Venerdì, 14 Maggio 2021
Cronaca Via Massimo D'Antona

“Reclusi in casa: spazzatura in strada da venti giorni, invasione di zanzare”

La protesta dei residenti in via Massimo D'Antona: "Comune totalmente assente". E in via Arturo Martini i condomini si organizzano con una raccolta fai-dai-te e bidoni aggiuntivi

BRINDISI – “Questa strada è diventata residenza ideale per le zanzare: sono venti giorni che ci sono sacchi pieni di spazzatura sul marciapiedi e nessuno si è preoccupato di raccoglierli. Risultato: invasione di insetti e noi costretti a stare chiusi in casa”.

spazzatura 2-3-2La protesta è dei residenti di via Massimo D’Antona, una delle bretelle laterali della strada che conduce all’aeroporto: “Abbiamo segnalato la presenza degli sfalci delle potature diverse volte ma fino ad oggi non è cambiato nulla, eccezione fatta per il numero di zanzare perché in condizioni del genere proliferano”, dicono.

“Chi dobbiamo ringraziare per questo regalo estivo?”, chiede un altro residente, probabilmente il più arrabbiato. “Mi domando come mai il Comune e la sindaca non pensino a problematiche come questa.
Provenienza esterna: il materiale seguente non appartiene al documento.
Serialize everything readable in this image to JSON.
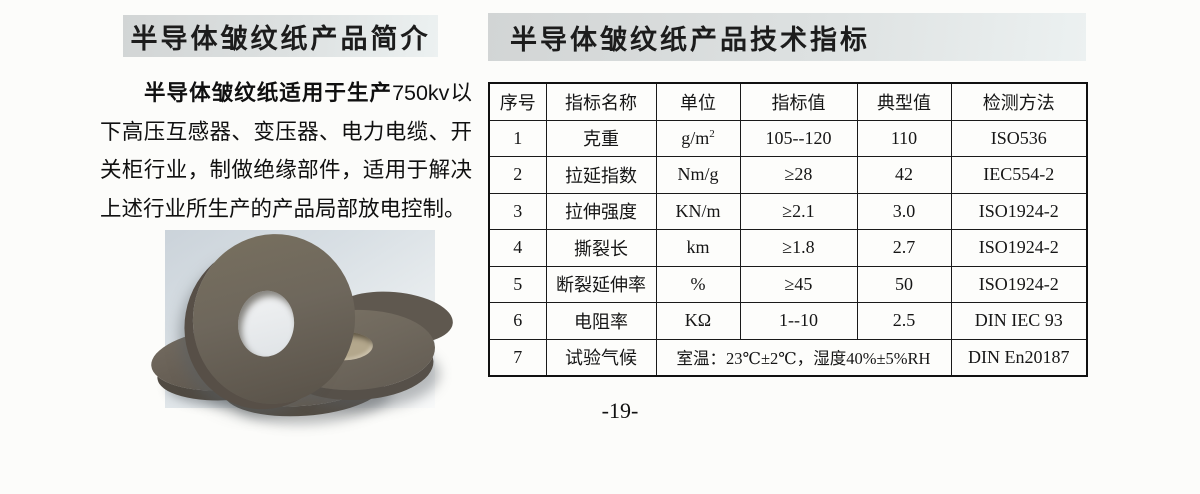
{
  "left": {
    "title": "半导体皱纹纸产品简介",
    "paragraph": {
      "lead": "半导体皱纹纸适用于生产",
      "rest": "750kv以下高压互感器、变压器、电力电缆、开关柜行业，制做绝缘部件，适用于解决上述行业所生产的产品局部放电控制。"
    }
  },
  "right": {
    "title": "半导体皱纹纸产品技术指标",
    "table": {
      "headers": [
        "序号",
        "指标名称",
        "单位",
        "指标值",
        "典型值",
        "检测方法"
      ],
      "rows": [
        {
          "cells": [
            "1",
            "克重",
            "g/m²",
            "105--120",
            "110",
            "ISO536"
          ]
        },
        {
          "cells": [
            "2",
            "拉延指数",
            "Nm/g",
            "≥28",
            "42",
            "IEC554-2"
          ]
        },
        {
          "cells": [
            "3",
            "拉伸强度",
            "KN/m",
            "≥2.1",
            "3.0",
            "ISO1924-2"
          ]
        },
        {
          "cells": [
            "4",
            "撕裂长",
            "km",
            "≥1.8",
            "2.7",
            "ISO1924-2"
          ]
        },
        {
          "cells": [
            "5",
            "断裂延伸率",
            "%",
            "≥45",
            "50",
            "ISO1924-2"
          ]
        },
        {
          "cells": [
            "6",
            "电阻率",
            "KΩ",
            "1--10",
            "2.5",
            "DIN IEC 93"
          ]
        },
        {
          "cells": [
            "7",
            "试验气候",
            "室温：23℃±2℃，湿度40%±5%RH",
            "DIN En20187"
          ],
          "spans": [
            1,
            1,
            3,
            1
          ]
        }
      ]
    }
  },
  "page": {
    "number": "-19-"
  },
  "colors": {
    "title_bar_start": "#d2d5d5",
    "title_bar_end": "#ecf1f1",
    "table_border": "#1a1a1a",
    "photo_background": "#cbd3da",
    "roll_surface": "#6e675c",
    "roll_core": "#b3a78c"
  }
}
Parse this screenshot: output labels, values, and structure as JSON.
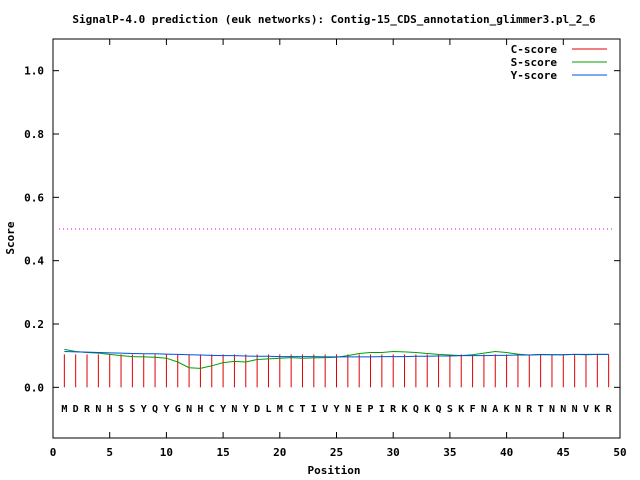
{
  "chart_data": {
    "type": "line",
    "title": "SignalP-4.0 prediction (euk networks): Contig-15_CDS_annotation_glimmer3.pl_2_6",
    "xlabel": "Position",
    "ylabel": "Score",
    "xlim": [
      0,
      50
    ],
    "ylim": [
      -0.16,
      1.1
    ],
    "xticks": [
      "0",
      "5",
      "10",
      "15",
      "20",
      "25",
      "30",
      "35",
      "40",
      "45",
      "50"
    ],
    "yticks": [
      "0.0",
      "0.2",
      "0.4",
      "0.6",
      "0.8",
      "1.0"
    ],
    "threshold": 0.5,
    "sequence": [
      "M",
      "D",
      "R",
      "N",
      "H",
      "S",
      "S",
      "Y",
      "Q",
      "Y",
      "G",
      "N",
      "H",
      "C",
      "Y",
      "N",
      "Y",
      "D",
      "L",
      "M",
      "C",
      "T",
      "I",
      "V",
      "Y",
      "N",
      "E",
      "P",
      "I",
      "R",
      "K",
      "Q",
      "K",
      "Q",
      "S",
      "K",
      "F",
      "N",
      "A",
      "K",
      "N",
      "R",
      "T",
      "N",
      "N",
      "N",
      "V",
      "K",
      "R"
    ],
    "positions": [
      1,
      2,
      3,
      4,
      5,
      6,
      7,
      8,
      9,
      10,
      11,
      12,
      13,
      14,
      15,
      16,
      17,
      18,
      19,
      20,
      21,
      22,
      23,
      24,
      25,
      26,
      27,
      28,
      29,
      30,
      31,
      32,
      33,
      34,
      35,
      36,
      37,
      38,
      39,
      40,
      41,
      42,
      43,
      44,
      45,
      46,
      47,
      48,
      49
    ],
    "series": [
      {
        "name": "C-score",
        "color": "#e00000",
        "values": [
          0.104,
          0.104,
          0.104,
          0.104,
          0.104,
          0.104,
          0.104,
          0.104,
          0.104,
          0.104,
          0.104,
          0.104,
          0.104,
          0.104,
          0.104,
          0.104,
          0.104,
          0.104,
          0.104,
          0.104,
          0.104,
          0.104,
          0.104,
          0.104,
          0.104,
          0.104,
          0.104,
          0.104,
          0.104,
          0.104,
          0.104,
          0.104,
          0.104,
          0.104,
          0.104,
          0.104,
          0.104,
          0.104,
          0.104,
          0.104,
          0.104,
          0.104,
          0.104,
          0.104,
          0.104,
          0.104,
          0.104,
          0.104,
          0.104
        ]
      },
      {
        "name": "S-score",
        "color": "#00a000",
        "values": [
          0.12,
          0.113,
          0.11,
          0.108,
          0.104,
          0.1,
          0.097,
          0.096,
          0.095,
          0.092,
          0.08,
          0.062,
          0.06,
          0.068,
          0.078,
          0.082,
          0.08,
          0.088,
          0.09,
          0.092,
          0.094,
          0.092,
          0.093,
          0.094,
          0.095,
          0.1,
          0.107,
          0.11,
          0.11,
          0.113,
          0.112,
          0.11,
          0.107,
          0.104,
          0.102,
          0.1,
          0.103,
          0.108,
          0.113,
          0.11,
          0.105,
          0.102,
          0.104,
          0.103,
          0.103,
          0.104,
          0.103,
          0.104,
          0.104
        ]
      },
      {
        "name": "Y-score",
        "color": "#0050e0",
        "values": [
          0.113,
          0.112,
          0.111,
          0.11,
          0.109,
          0.108,
          0.107,
          0.106,
          0.106,
          0.105,
          0.104,
          0.103,
          0.102,
          0.101,
          0.1,
          0.1,
          0.099,
          0.098,
          0.098,
          0.097,
          0.097,
          0.097,
          0.097,
          0.096,
          0.096,
          0.096,
          0.096,
          0.096,
          0.097,
          0.097,
          0.097,
          0.098,
          0.098,
          0.099,
          0.099,
          0.1,
          0.1,
          0.1,
          0.101,
          0.101,
          0.102,
          0.102,
          0.103,
          0.103,
          0.103,
          0.104,
          0.104,
          0.104,
          0.104
        ]
      }
    ],
    "legend": "top-right",
    "grid": false
  }
}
Cosa dobbiamo fare, organizzarci da soli? A questo punto dobbiamo prendere atto del fatto che l’Amministrazione cittadina è assente”.

spazzatura 3-2In via Arturo Martini, zona Sant’Elia, alla protesta per la mancata raccolta dei rifiuti, segue una proposta nell’ottica del servizio fai-da-te: qualcuno ha sistemato un contenitore di plastica di colore nero con la scritta “spazzatura”. E altri rimproverano gli stessi residenti non essendo possibile tollerare le condotte di chi lascia rifiuti, mobili ed elettrodomestici in barba alle regole. “E’ necessario che ciascuno faccia la sua parte: il Comune per quanto di sua competenza, la società titolare del servizio pure e anche noi cittadini”.